With one game complete, Baylor has still yet to allow a point at McLane Stadium
It didn’t come with the customary fireworks, but No. 10 Baylor still made easy work of SMU on Sunday night, shutting out their neighbors to the north, 45-0.
The game was the first in brand new McLane Stadium, you may have heard something about that, featured a pre-game statue unveiling of Robert Griffin III, and was attended by former President George W. Bush. The Bears got their points and their yards (574) but it was Phil Bennett’s defense that provided the best performance of the night.
Three SMU quarterbacks took the field, and all three failed to average three yards per attempt. Neal Burcham started the game and hit 15-of-26 passes for 159 yards. He was relieved by Texas A&M transfer Matt Davis, who hit 3-of-6 throws for 12 yards and an interception. Finally, true freshman Kolney Cassel finished the night by connecting on 3-of-8 throws for a grand total of 20 yards. Only Cassel managed to move the Mustangs into Baylor territory, and not until the 10:05 mark of the fourth quarter. And that was SMU’s most efficient mode of transportation. Led by Prescott Line’s four carries for 18 yards, SMU was credited with 25 rushes for minus-24 yards.

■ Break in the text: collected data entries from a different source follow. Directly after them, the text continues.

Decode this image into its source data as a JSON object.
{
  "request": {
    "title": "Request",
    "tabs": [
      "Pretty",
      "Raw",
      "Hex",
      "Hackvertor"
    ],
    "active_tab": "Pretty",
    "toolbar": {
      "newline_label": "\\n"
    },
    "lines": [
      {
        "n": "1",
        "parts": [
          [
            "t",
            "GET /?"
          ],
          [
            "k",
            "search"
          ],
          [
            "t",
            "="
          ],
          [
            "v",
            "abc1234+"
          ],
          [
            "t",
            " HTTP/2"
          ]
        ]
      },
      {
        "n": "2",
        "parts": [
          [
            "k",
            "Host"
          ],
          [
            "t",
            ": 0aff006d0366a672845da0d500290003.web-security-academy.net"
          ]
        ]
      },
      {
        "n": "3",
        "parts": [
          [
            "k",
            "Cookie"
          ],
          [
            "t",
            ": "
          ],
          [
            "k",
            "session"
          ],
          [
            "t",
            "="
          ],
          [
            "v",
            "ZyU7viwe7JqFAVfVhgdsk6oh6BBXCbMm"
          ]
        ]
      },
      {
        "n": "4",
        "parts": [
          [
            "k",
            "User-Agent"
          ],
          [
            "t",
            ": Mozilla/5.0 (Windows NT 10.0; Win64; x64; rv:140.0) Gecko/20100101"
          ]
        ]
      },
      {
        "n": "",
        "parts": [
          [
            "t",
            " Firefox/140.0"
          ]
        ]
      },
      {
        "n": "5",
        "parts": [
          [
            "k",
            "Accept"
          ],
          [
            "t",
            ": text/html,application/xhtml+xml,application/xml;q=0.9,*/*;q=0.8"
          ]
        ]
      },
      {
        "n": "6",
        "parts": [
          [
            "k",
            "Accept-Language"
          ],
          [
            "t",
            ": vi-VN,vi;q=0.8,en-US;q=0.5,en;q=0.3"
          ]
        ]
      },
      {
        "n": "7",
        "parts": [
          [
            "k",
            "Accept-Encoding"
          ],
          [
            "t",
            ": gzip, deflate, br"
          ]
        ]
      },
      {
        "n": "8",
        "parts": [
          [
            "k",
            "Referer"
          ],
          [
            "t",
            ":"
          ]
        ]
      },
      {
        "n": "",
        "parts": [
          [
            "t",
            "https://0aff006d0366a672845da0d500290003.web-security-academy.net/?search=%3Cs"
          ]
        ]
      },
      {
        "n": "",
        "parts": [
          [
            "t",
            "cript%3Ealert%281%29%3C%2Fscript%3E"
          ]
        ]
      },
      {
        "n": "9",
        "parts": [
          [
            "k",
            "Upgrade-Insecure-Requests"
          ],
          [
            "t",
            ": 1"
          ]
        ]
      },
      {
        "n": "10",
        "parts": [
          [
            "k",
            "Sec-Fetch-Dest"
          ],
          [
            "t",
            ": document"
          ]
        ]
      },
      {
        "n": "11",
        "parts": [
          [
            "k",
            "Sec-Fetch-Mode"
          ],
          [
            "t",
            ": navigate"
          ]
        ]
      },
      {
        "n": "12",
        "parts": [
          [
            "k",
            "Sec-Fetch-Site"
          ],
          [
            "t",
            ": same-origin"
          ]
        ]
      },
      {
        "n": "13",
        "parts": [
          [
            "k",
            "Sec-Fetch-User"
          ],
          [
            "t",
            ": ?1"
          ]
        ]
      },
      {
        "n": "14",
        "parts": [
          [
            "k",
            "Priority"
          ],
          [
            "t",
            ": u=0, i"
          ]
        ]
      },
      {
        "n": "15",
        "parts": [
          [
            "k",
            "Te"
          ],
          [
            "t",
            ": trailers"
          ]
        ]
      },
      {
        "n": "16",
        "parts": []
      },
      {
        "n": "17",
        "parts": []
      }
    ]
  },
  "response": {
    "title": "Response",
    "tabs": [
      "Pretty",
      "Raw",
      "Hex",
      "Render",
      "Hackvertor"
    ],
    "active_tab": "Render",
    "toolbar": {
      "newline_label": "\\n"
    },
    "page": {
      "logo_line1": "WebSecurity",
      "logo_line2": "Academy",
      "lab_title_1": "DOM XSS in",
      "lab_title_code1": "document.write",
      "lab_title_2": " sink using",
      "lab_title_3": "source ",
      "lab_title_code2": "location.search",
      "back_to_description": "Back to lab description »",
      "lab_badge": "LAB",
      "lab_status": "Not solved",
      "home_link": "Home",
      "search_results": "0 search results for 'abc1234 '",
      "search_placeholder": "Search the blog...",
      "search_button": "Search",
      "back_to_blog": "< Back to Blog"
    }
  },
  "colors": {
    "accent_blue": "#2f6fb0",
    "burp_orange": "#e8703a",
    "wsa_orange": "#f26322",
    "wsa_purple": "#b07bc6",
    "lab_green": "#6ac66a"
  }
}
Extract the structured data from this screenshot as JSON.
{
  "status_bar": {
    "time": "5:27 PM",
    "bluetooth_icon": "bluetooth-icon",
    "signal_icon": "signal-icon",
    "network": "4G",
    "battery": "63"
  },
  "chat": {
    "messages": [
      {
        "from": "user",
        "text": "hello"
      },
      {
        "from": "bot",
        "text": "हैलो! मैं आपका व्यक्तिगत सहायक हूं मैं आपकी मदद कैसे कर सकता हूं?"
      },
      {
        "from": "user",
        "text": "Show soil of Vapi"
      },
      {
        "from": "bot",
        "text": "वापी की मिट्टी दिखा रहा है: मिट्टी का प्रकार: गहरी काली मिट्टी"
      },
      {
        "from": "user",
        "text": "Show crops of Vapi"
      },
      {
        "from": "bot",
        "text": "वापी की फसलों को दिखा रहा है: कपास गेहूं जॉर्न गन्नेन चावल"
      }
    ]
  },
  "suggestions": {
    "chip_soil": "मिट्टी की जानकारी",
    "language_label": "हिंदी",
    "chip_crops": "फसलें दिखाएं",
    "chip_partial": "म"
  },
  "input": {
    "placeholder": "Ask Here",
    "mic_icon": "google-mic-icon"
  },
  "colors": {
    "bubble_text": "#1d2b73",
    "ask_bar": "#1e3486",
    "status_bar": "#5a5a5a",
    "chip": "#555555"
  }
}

In all, the Mustangs’ offense took the field 15 times on Sunday night, went backwards four times, traveled less than 10 yards a dozen times, and strung together more than seven plays only once.
Baylor’s offense - though lightyears ahead of SMU - was not without its opening night struggles, either. Bryce Petty hit 13-of-23 passes for 161 yards for two touchdowns (and added another score on the ground) before sitting the second half with a back injury. Petty spent much of the first half grimacing and grabbing his left hip. Both Petty and backup Seth Russell (124 passing yards, 46 rushing yards, one touchdown) left a number of points on the field by consistently missing open receivers behind the SMU defense. Eight Baylor rushers totaled 50 carries for 261 yards and three touchdowns. Wide receiver Antwan Goodley also played only two series after aggravating a quad injury suffered in fall camp.
Freshman kicker Chris Callahan missed three of his four field goal tries, and was replaced by Kyle Peterson for the Bears’ sixth and final extra point try.
The health of Petty and Goodley are the key story lines for Art Briles’ team moving forward, but with Northwestern State, Buffalo and Iowa State waiting in September, the Bears have time to be patient.